Offline Policy Comparison under Limited Historical Agent-Environment Interactions
This addresses a practical challenge for real-world RL applications where data constraints hinder accurate evaluation, offering an incremental improvement over existing methods.
The paper tackles the problem of biased policy evaluation in reinforcement learning when historical data is limited, proposing policy comparison as an alternative and introducing the Limited Data Estimator (LDE) for reliable ranking, with theoretical and experimental validation.
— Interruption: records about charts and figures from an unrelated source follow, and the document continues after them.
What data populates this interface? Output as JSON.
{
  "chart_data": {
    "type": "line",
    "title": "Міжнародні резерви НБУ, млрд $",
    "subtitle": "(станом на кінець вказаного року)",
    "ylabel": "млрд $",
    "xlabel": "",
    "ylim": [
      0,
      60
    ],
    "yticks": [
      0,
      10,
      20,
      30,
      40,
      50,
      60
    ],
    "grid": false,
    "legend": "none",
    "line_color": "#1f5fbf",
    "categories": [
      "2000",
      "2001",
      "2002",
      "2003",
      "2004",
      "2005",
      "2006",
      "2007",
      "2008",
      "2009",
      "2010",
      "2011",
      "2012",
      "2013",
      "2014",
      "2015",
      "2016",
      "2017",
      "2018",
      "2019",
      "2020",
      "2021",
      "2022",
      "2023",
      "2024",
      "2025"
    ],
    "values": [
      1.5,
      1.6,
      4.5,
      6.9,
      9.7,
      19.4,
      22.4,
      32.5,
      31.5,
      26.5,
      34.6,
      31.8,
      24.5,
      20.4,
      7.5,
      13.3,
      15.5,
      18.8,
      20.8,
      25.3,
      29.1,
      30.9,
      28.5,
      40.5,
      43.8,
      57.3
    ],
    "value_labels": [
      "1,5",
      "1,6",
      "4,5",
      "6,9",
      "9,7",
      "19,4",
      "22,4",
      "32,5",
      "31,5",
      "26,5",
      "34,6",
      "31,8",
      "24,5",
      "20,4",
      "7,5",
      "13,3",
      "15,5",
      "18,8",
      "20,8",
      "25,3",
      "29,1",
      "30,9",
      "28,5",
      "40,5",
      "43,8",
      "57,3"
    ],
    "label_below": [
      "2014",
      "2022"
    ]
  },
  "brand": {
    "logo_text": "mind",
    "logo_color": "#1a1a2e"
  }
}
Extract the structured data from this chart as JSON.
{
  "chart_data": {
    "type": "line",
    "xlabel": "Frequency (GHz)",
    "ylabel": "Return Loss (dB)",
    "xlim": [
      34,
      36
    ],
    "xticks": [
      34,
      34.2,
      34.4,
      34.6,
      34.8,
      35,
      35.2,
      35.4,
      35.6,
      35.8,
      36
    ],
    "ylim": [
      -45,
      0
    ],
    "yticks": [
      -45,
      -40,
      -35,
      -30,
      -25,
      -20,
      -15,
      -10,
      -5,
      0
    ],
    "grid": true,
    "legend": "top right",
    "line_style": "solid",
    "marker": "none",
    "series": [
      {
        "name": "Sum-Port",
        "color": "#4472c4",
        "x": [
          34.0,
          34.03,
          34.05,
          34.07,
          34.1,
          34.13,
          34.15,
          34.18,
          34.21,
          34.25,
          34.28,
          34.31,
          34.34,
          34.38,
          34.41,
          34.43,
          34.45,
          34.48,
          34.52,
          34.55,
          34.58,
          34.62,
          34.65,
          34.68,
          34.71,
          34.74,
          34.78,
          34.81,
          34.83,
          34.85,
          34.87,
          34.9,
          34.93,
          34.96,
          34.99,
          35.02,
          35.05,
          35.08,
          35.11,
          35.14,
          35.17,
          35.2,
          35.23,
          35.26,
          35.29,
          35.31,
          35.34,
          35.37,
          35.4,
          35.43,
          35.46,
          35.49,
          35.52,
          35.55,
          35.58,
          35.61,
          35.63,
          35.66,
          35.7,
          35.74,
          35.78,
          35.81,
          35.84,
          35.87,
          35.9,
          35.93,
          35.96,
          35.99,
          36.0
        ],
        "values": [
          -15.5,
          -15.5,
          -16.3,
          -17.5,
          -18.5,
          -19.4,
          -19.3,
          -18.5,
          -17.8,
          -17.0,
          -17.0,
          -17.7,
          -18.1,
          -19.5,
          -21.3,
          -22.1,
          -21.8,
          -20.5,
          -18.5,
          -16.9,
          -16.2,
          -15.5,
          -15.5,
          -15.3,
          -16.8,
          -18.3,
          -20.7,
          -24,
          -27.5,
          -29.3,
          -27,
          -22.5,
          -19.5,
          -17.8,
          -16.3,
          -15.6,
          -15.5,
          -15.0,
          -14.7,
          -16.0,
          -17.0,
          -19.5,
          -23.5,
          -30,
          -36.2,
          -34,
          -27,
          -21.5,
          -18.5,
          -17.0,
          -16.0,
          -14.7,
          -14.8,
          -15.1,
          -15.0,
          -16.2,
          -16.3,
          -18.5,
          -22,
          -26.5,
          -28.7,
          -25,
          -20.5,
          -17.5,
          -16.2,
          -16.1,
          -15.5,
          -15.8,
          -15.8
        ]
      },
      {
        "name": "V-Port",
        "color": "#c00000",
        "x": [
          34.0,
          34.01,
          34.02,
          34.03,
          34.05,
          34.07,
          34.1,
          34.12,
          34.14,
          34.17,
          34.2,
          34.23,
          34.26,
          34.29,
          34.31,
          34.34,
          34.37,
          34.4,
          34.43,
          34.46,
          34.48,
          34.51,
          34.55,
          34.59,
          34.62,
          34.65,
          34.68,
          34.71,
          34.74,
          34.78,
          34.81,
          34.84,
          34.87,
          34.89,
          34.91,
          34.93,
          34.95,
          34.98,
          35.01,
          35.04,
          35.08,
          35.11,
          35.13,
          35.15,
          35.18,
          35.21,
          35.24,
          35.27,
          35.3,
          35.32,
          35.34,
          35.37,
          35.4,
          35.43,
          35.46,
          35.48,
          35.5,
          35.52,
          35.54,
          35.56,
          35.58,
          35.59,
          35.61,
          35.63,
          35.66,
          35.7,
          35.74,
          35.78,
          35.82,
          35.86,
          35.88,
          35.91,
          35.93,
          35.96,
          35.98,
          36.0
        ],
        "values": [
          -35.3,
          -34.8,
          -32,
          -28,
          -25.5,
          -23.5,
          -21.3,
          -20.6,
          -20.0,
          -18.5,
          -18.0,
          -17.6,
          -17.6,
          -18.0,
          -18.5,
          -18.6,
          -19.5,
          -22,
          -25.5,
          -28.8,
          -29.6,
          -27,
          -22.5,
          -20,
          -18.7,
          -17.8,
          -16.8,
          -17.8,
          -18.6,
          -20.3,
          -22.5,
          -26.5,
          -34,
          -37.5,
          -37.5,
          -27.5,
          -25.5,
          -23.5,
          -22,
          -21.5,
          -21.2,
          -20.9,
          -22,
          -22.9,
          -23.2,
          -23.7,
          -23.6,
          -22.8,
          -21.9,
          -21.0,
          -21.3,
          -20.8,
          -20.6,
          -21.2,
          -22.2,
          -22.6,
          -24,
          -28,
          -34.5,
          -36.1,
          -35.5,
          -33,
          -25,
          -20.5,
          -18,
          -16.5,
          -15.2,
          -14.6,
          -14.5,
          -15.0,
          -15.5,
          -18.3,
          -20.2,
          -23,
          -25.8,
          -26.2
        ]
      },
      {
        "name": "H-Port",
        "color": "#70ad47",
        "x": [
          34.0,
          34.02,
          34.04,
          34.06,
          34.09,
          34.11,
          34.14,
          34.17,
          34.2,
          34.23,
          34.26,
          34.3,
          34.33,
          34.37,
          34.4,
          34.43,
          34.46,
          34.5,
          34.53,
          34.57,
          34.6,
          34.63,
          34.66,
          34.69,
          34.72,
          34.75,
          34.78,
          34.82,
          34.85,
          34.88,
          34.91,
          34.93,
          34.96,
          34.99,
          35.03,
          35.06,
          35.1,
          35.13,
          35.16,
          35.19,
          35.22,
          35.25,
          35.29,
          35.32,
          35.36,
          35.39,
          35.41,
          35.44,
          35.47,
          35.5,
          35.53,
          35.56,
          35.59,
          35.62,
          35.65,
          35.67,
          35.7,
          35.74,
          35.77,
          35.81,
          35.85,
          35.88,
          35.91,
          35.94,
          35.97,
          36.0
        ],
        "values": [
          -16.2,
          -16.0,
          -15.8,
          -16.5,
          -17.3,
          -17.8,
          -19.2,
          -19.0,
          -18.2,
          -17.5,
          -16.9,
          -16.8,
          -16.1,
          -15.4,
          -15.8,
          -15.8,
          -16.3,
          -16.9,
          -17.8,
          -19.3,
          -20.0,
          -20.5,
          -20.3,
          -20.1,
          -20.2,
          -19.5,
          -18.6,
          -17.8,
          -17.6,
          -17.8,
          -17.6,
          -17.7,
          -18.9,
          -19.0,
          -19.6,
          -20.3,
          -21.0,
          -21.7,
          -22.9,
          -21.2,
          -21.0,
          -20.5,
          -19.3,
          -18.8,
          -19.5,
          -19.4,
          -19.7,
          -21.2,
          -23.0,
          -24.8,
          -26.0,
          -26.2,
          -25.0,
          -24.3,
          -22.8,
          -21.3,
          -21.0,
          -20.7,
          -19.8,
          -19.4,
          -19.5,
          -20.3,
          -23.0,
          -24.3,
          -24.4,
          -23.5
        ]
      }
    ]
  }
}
We address the challenge of policy evaluation in real-world applications of reinforcement learning systems where the available historical data is limited due to ethical, practical, or security considerations. This constrained distribution of data samples often leads to biased policy evaluation estimates. To remedy this, we propose that instead of policy evaluation, one should perform policy comparison, i.e. to rank the policies of interest in terms of their value based on available historical data. In addition we present the Limited Data Estimator (LDE) as a simple method for evaluating and comparing policies from a small number of interactions with the environment. According to our theoretical analysis, the LDE is shown to be statistically reliable on policy comparison tasks under mild assumptions on the distribution of the historical data. Additionally, our numerical experiments compare the LDE to other policy evaluation methods on the task of policy ranking and demonstrate its advantage in various settings.